Entscheidungsstichwort (Thema)
Sozialgerichtliches Verfahren. Sachverständigenvergütung. gutachterliche Beurteilung. erforderlicher Zeitaufwand. Plausibilitätsprüfung. allgemeine Erfahrungswerte
Leitsatz (amtlich)
Die Vergütung von Sachverständigen in der Sozialgerichtsbarkeit orientiert sich an folgenden Erfahrungswerten:
1. Für das Aktenstudium ist davon auszugehen, dass ein Sachverständiger 100 - 150 Blatt je Stunde auswertet. Die benötigte Zeit ist abhängig von der Aufgabenstellung und der Zusammensetzung der Akten.

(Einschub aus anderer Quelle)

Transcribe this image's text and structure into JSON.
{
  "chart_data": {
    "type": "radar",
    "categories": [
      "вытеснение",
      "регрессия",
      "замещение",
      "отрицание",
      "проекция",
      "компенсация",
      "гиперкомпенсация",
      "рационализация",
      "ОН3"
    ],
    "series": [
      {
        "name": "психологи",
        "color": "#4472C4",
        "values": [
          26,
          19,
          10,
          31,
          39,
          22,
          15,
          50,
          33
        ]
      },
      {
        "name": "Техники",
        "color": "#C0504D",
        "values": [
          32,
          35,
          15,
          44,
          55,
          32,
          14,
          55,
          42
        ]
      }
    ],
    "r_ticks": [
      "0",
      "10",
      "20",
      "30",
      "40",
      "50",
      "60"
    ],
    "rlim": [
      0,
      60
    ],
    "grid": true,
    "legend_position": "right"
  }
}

2. Die benötigte Zeit für die Ausarbeitung der gutachterlichen Beurteilung (einschl. Diagnose, Diskussion und zusammenfassende Beantwortung der Beweisfrage) ist mit Hilfe einer sog. Standardseite zu ermitteln. Die Standardseite umfasst 2000 Anschläge inklusive Leerzeichen. Bei Gutachten der Honorargruppe M 3 (§ 9 Abs 1 JVEG) ist für jede Standardseite 1 Stunde anzusetzen.
3. Für das Diktat des ausgearbeiteten Textes und dessen Korrektur ist 1 Stunde für 6 Standardseiten anzusetzen.
Tenor
Der Sachverständige ist mit 2.382,25 EUR zu vergüten.

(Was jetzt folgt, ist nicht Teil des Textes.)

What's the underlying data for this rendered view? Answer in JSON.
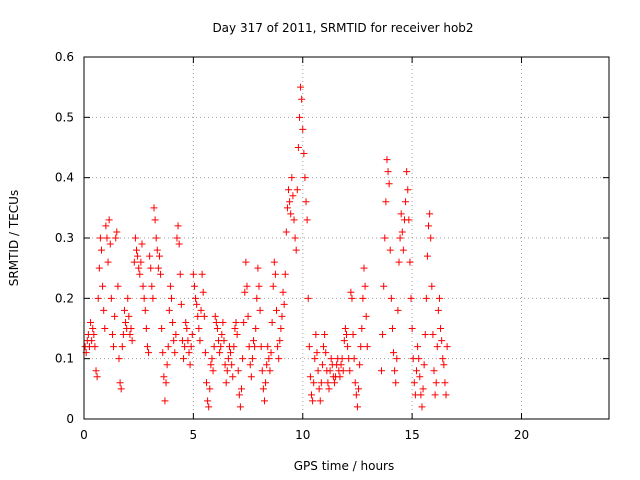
{
  "chart_data": {
    "type": "scatter",
    "title": "Day 317 of 2011, SRMTID for receiver hob2",
    "xlabel": "GPS time / hours",
    "ylabel": "SRMTID / TECUs",
    "xlim": [
      0,
      24
    ],
    "ylim": [
      0,
      0.6
    ],
    "x_ticks": [
      "0",
      "5",
      "10",
      "15",
      "20"
    ],
    "y_ticks": [
      "0",
      "0.1",
      "0.2",
      "0.3",
      "0.4",
      "0.5",
      "0.6"
    ],
    "grid": true,
    "marker": "plus",
    "color": "#ff0000",
    "series": [
      {
        "name": "SRMTID",
        "points": [
          [
            0.05,
            0.12
          ],
          [
            0.1,
            0.11
          ],
          [
            0.15,
            0.13
          ],
          [
            0.2,
            0.14
          ],
          [
            0.25,
            0.12
          ],
          [
            0.3,
            0.16
          ],
          [
            0.35,
            0.13
          ],
          [
            0.4,
            0.15
          ],
          [
            0.45,
            0.14
          ],
          [
            0.5,
            0.12
          ],
          [
            0.55,
            0.08
          ],
          [
            0.6,
            0.07
          ],
          [
            0.65,
            0.2
          ],
          [
            0.7,
            0.25
          ],
          [
            0.75,
            0.3
          ],
          [
            0.8,
            0.28
          ],
          [
            0.85,
            0.22
          ],
          [
            0.9,
            0.18
          ],
          [
            0.95,
            0.15
          ],
          [
            1.0,
            0.32
          ],
          [
            1.05,
            0.3
          ],
          [
            1.1,
            0.26
          ],
          [
            1.15,
            0.33
          ],
          [
            1.2,
            0.29
          ],
          [
            1.25,
            0.2
          ],
          [
            1.3,
            0.14
          ],
          [
            1.35,
            0.12
          ],
          [
            1.4,
            0.17
          ],
          [
            1.45,
            0.3
          ],
          [
            1.5,
            0.31
          ],
          [
            1.55,
            0.22
          ],
          [
            1.6,
            0.1
          ],
          [
            1.65,
            0.06
          ],
          [
            1.7,
            0.05
          ],
          [
            1.75,
            0.12
          ],
          [
            1.8,
            0.14
          ],
          [
            1.85,
            0.18
          ],
          [
            1.9,
            0.16
          ],
          [
            1.95,
            0.15
          ],
          [
            2.0,
            0.2
          ],
          [
            2.05,
            0.17
          ],
          [
            2.1,
            0.14
          ],
          [
            2.15,
            0.15
          ],
          [
            2.2,
            0.13
          ],
          [
            2.3,
            0.26
          ],
          [
            2.35,
            0.3
          ],
          [
            2.4,
            0.28
          ],
          [
            2.45,
            0.27
          ],
          [
            2.5,
            0.25
          ],
          [
            2.55,
            0.24
          ],
          [
            2.6,
            0.26
          ],
          [
            2.65,
            0.29
          ],
          [
            2.7,
            0.22
          ],
          [
            2.75,
            0.2
          ],
          [
            2.8,
            0.18
          ],
          [
            2.85,
            0.15
          ],
          [
            2.9,
            0.12
          ],
          [
            2.95,
            0.11
          ],
          [
            3.0,
            0.27
          ],
          [
            3.05,
            0.25
          ],
          [
            3.1,
            0.22
          ],
          [
            3.15,
            0.2
          ],
          [
            3.2,
            0.35
          ],
          [
            3.25,
            0.33
          ],
          [
            3.3,
            0.3
          ],
          [
            3.35,
            0.28
          ],
          [
            3.4,
            0.25
          ],
          [
            3.45,
            0.27
          ],
          [
            3.5,
            0.24
          ],
          [
            3.55,
            0.15
          ],
          [
            3.6,
            0.11
          ],
          [
            3.65,
            0.07
          ],
          [
            3.7,
            0.03
          ],
          [
            3.75,
            0.06
          ],
          [
            3.8,
            0.09
          ],
          [
            3.85,
            0.12
          ],
          [
            3.9,
            0.18
          ],
          [
            3.95,
            0.22
          ],
          [
            4.0,
            0.2
          ],
          [
            4.05,
            0.16
          ],
          [
            4.1,
            0.13
          ],
          [
            4.15,
            0.11
          ],
          [
            4.2,
            0.14
          ],
          [
            4.25,
            0.3
          ],
          [
            4.3,
            0.32
          ],
          [
            4.35,
            0.29
          ],
          [
            4.4,
            0.24
          ],
          [
            4.45,
            0.19
          ],
          [
            4.5,
            0.13
          ],
          [
            4.55,
            0.1
          ],
          [
            4.6,
            0.12
          ],
          [
            4.65,
            0.16
          ],
          [
            4.7,
            0.15
          ],
          [
            4.75,
            0.13
          ],
          [
            4.8,
            0.11
          ],
          [
            4.85,
            0.09
          ],
          [
            4.9,
            0.12
          ],
          [
            4.95,
            0.14
          ],
          [
            5.0,
            0.24
          ],
          [
            5.05,
            0.22
          ],
          [
            5.1,
            0.2
          ],
          [
            5.15,
            0.19
          ],
          [
            5.2,
            0.17
          ],
          [
            5.25,
            0.15
          ],
          [
            5.3,
            0.13
          ],
          [
            5.35,
            0.18
          ],
          [
            5.4,
            0.24
          ],
          [
            5.45,
            0.21
          ],
          [
            5.5,
            0.17
          ],
          [
            5.55,
            0.11
          ],
          [
            5.6,
            0.06
          ],
          [
            5.65,
            0.03
          ],
          [
            5.7,
            0.02
          ],
          [
            5.75,
            0.05
          ],
          [
            5.8,
            0.09
          ],
          [
            5.85,
            0.1
          ],
          [
            5.9,
            0.08
          ],
          [
            5.95,
            0.12
          ],
          [
            6.0,
            0.17
          ],
          [
            6.05,
            0.16
          ],
          [
            6.1,
            0.15
          ],
          [
            6.15,
            0.13
          ],
          [
            6.2,
            0.11
          ],
          [
            6.25,
            0.12
          ],
          [
            6.3,
            0.14
          ],
          [
            6.35,
            0.16
          ],
          [
            6.4,
            0.13
          ],
          [
            6.45,
            0.09
          ],
          [
            6.5,
            0.06
          ],
          [
            6.55,
            0.08
          ],
          [
            6.6,
            0.1
          ],
          [
            6.65,
            0.12
          ],
          [
            6.7,
            0.11
          ],
          [
            6.75,
            0.09
          ],
          [
            6.8,
            0.07
          ],
          [
            6.85,
            0.12
          ],
          [
            6.9,
            0.15
          ],
          [
            6.95,
            0.16
          ],
          [
            7.0,
            0.14
          ],
          [
            7.05,
            0.08
          ],
          [
            7.1,
            0.04
          ],
          [
            7.15,
            0.02
          ],
          [
            7.2,
            0.05
          ],
          [
            7.25,
            0.1
          ],
          [
            7.3,
            0.16
          ],
          [
            7.35,
            0.21
          ],
          [
            7.4,
            0.26
          ],
          [
            7.45,
            0.22
          ],
          [
            7.5,
            0.17
          ],
          [
            7.55,
            0.12
          ],
          [
            7.6,
            0.09
          ],
          [
            7.65,
            0.07
          ],
          [
            7.7,
            0.1
          ],
          [
            7.75,
            0.13
          ],
          [
            7.8,
            0.12
          ],
          [
            7.85,
            0.15
          ],
          [
            7.9,
            0.2
          ],
          [
            7.95,
            0.25
          ],
          [
            8.0,
            0.22
          ],
          [
            8.05,
            0.18
          ],
          [
            8.1,
            0.12
          ],
          [
            8.15,
            0.08
          ],
          [
            8.2,
            0.05
          ],
          [
            8.25,
            0.03
          ],
          [
            8.3,
            0.06
          ],
          [
            8.35,
            0.09
          ],
          [
            8.4,
            0.12
          ],
          [
            8.45,
            0.1
          ],
          [
            8.5,
            0.08
          ],
          [
            8.55,
            0.11
          ],
          [
            8.6,
            0.16
          ],
          [
            8.65,
            0.22
          ],
          [
            8.7,
            0.26
          ],
          [
            8.75,
            0.24
          ],
          [
            8.8,
            0.18
          ],
          [
            8.85,
            0.12
          ],
          [
            8.9,
            0.1
          ],
          [
            8.95,
            0.13
          ],
          [
            9.0,
            0.15
          ],
          [
            9.05,
            0.17
          ],
          [
            9.1,
            0.21
          ],
          [
            9.15,
            0.19
          ],
          [
            9.2,
            0.24
          ],
          [
            9.25,
            0.31
          ],
          [
            9.3,
            0.35
          ],
          [
            9.35,
            0.38
          ],
          [
            9.4,
            0.36
          ],
          [
            9.45,
            0.34
          ],
          [
            9.5,
            0.4
          ],
          [
            9.55,
            0.37
          ],
          [
            9.6,
            0.33
          ],
          [
            9.65,
            0.3
          ],
          [
            9.7,
            0.28
          ],
          [
            9.75,
            0.38
          ],
          [
            9.8,
            0.45
          ],
          [
            9.85,
            0.5
          ],
          [
            9.9,
            0.55
          ],
          [
            9.95,
            0.53
          ],
          [
            10.0,
            0.48
          ],
          [
            10.05,
            0.44
          ],
          [
            10.1,
            0.4
          ],
          [
            10.15,
            0.36
          ],
          [
            10.2,
            0.33
          ],
          [
            10.25,
            0.2
          ],
          [
            10.3,
            0.12
          ],
          [
            10.35,
            0.07
          ],
          [
            10.4,
            0.04
          ],
          [
            10.45,
            0.03
          ],
          [
            10.5,
            0.06
          ],
          [
            10.55,
            0.1
          ],
          [
            10.6,
            0.14
          ],
          [
            10.65,
            0.11
          ],
          [
            10.7,
            0.08
          ],
          [
            10.75,
            0.05
          ],
          [
            10.8,
            0.03
          ],
          [
            10.85,
            0.06
          ],
          [
            10.9,
            0.09
          ],
          [
            10.95,
            0.12
          ],
          [
            11.0,
            0.14
          ],
          [
            11.05,
            0.11
          ],
          [
            11.1,
            0.08
          ],
          [
            11.15,
            0.06
          ],
          [
            11.2,
            0.05
          ],
          [
            11.25,
            0.08
          ],
          [
            11.3,
            0.1
          ],
          [
            11.35,
            0.09
          ],
          [
            11.4,
            0.07
          ],
          [
            11.45,
            0.06
          ],
          [
            11.5,
            0.07
          ],
          [
            11.55,
            0.09
          ],
          [
            11.6,
            0.1
          ],
          [
            11.65,
            0.08
          ],
          [
            11.7,
            0.07
          ],
          [
            11.75,
            0.09
          ],
          [
            11.8,
            0.1
          ],
          [
            11.85,
            0.08
          ],
          [
            11.9,
            0.13
          ],
          [
            11.95,
            0.15
          ],
          [
            12.0,
            0.14
          ],
          [
            12.05,
            0.12
          ],
          [
            12.1,
            0.1
          ],
          [
            12.15,
            0.08
          ],
          [
            12.2,
            0.21
          ],
          [
            12.25,
            0.2
          ],
          [
            12.3,
            0.14
          ],
          [
            12.35,
            0.1
          ],
          [
            12.4,
            0.06
          ],
          [
            12.45,
            0.04
          ],
          [
            12.5,
            0.02
          ],
          [
            12.55,
            0.05
          ],
          [
            12.6,
            0.09
          ],
          [
            12.65,
            0.12
          ],
          [
            12.7,
            0.15
          ],
          [
            12.75,
            0.2
          ],
          [
            12.8,
            0.25
          ],
          [
            12.85,
            0.22
          ],
          [
            12.9,
            0.17
          ],
          [
            12.95,
            0.12
          ],
          [
            13.6,
            0.08
          ],
          [
            13.65,
            0.14
          ],
          [
            13.7,
            0.22
          ],
          [
            13.75,
            0.3
          ],
          [
            13.8,
            0.36
          ],
          [
            13.85,
            0.43
          ],
          [
            13.9,
            0.41
          ],
          [
            13.95,
            0.39
          ],
          [
            14.0,
            0.28
          ],
          [
            14.05,
            0.2
          ],
          [
            14.1,
            0.15
          ],
          [
            14.15,
            0.11
          ],
          [
            14.2,
            0.08
          ],
          [
            14.25,
            0.06
          ],
          [
            14.3,
            0.1
          ],
          [
            14.35,
            0.18
          ],
          [
            14.4,
            0.26
          ],
          [
            14.45,
            0.3
          ],
          [
            14.5,
            0.34
          ],
          [
            14.55,
            0.31
          ],
          [
            14.6,
            0.28
          ],
          [
            14.65,
            0.33
          ],
          [
            14.7,
            0.36
          ],
          [
            14.75,
            0.41
          ],
          [
            14.8,
            0.38
          ],
          [
            14.85,
            0.33
          ],
          [
            14.9,
            0.26
          ],
          [
            14.95,
            0.2
          ],
          [
            15.0,
            0.15
          ],
          [
            15.05,
            0.1
          ],
          [
            15.1,
            0.06
          ],
          [
            15.15,
            0.04
          ],
          [
            15.2,
            0.08
          ],
          [
            15.25,
            0.12
          ],
          [
            15.3,
            0.1
          ],
          [
            15.35,
            0.07
          ],
          [
            15.4,
            0.04
          ],
          [
            15.45,
            0.02
          ],
          [
            15.5,
            0.05
          ],
          [
            15.55,
            0.09
          ],
          [
            15.6,
            0.14
          ],
          [
            15.65,
            0.2
          ],
          [
            15.7,
            0.27
          ],
          [
            15.75,
            0.32
          ],
          [
            15.8,
            0.34
          ],
          [
            15.85,
            0.3
          ],
          [
            15.9,
            0.22
          ],
          [
            15.95,
            0.14
          ],
          [
            16.0,
            0.08
          ],
          [
            16.05,
            0.04
          ],
          [
            16.1,
            0.06
          ],
          [
            16.15,
            0.12
          ],
          [
            16.2,
            0.18
          ],
          [
            16.25,
            0.2
          ],
          [
            16.3,
            0.15
          ],
          [
            16.35,
            0.13
          ],
          [
            16.4,
            0.1
          ],
          [
            16.45,
            0.09
          ],
          [
            16.5,
            0.06
          ],
          [
            16.55,
            0.04
          ],
          [
            16.6,
            0.12
          ]
        ]
      }
    ]
  }
}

Kosten sind nicht zu erstatten.
Gründe
I.
In dem Berufungsverfahren L 8 U 13/06 geht es um die Frage, ob eine Polyneuropathie und eine Parkinson-Erkrankung als Berufskrankheiten anzuerkennen sind, weil der Kläger als Maler schädigenden Stoffen ausgesetzt war.
Der Senat beauftragte den Antragsteller am 11. Dezember 2008, unter Auswertung der vorhandenen medizinischen Unterlagen und nach Untersuchung des Klägers ein internistisch-arbeitsmedizinisches Gutachten gemäß § 109 SGG zu den geltend gemachten Erkrankungen, zur Kausalität zwischen diesen und den schädigenden Einwirkungen und schließlich zur Höhe der MdE zu erstellen. Der Antragsteller erhielt hierzu von der Serviceeinheit 183 Seiten Verwaltungsakten und 286 Seiten Gerichtsakten übersandt. Darin waren drei medizinische Gutachten und eine Krankenakte (zusammen gut 100 Seiten) und außerdem sehr viele ärztliche Berichte, Arztbriefe und Stellungnahmen enthalten. Der Antragsteller untersuchte den Kläger und recherchierte in der einschlägigen medizinischen Literatur. Er erstattete ein Gutachten von 22 Seiten. Das Gutachten verzichtet auf die Wiedergabe des Akteninhalts. Die Ergebnisse der persönlichen Befragung und der Untersuchung umfassen sechs Seiten, die Beurteilung und Zusammenfassung mit Diskussion der zum Teil fremdsprachigen medizinischen Literatur erstreckt sich über 12 Seiten. Das Gutachten beruht nach den Angaben des Antragstellers auf insgesamt 33.427 Schreibmaschinenanschlägen.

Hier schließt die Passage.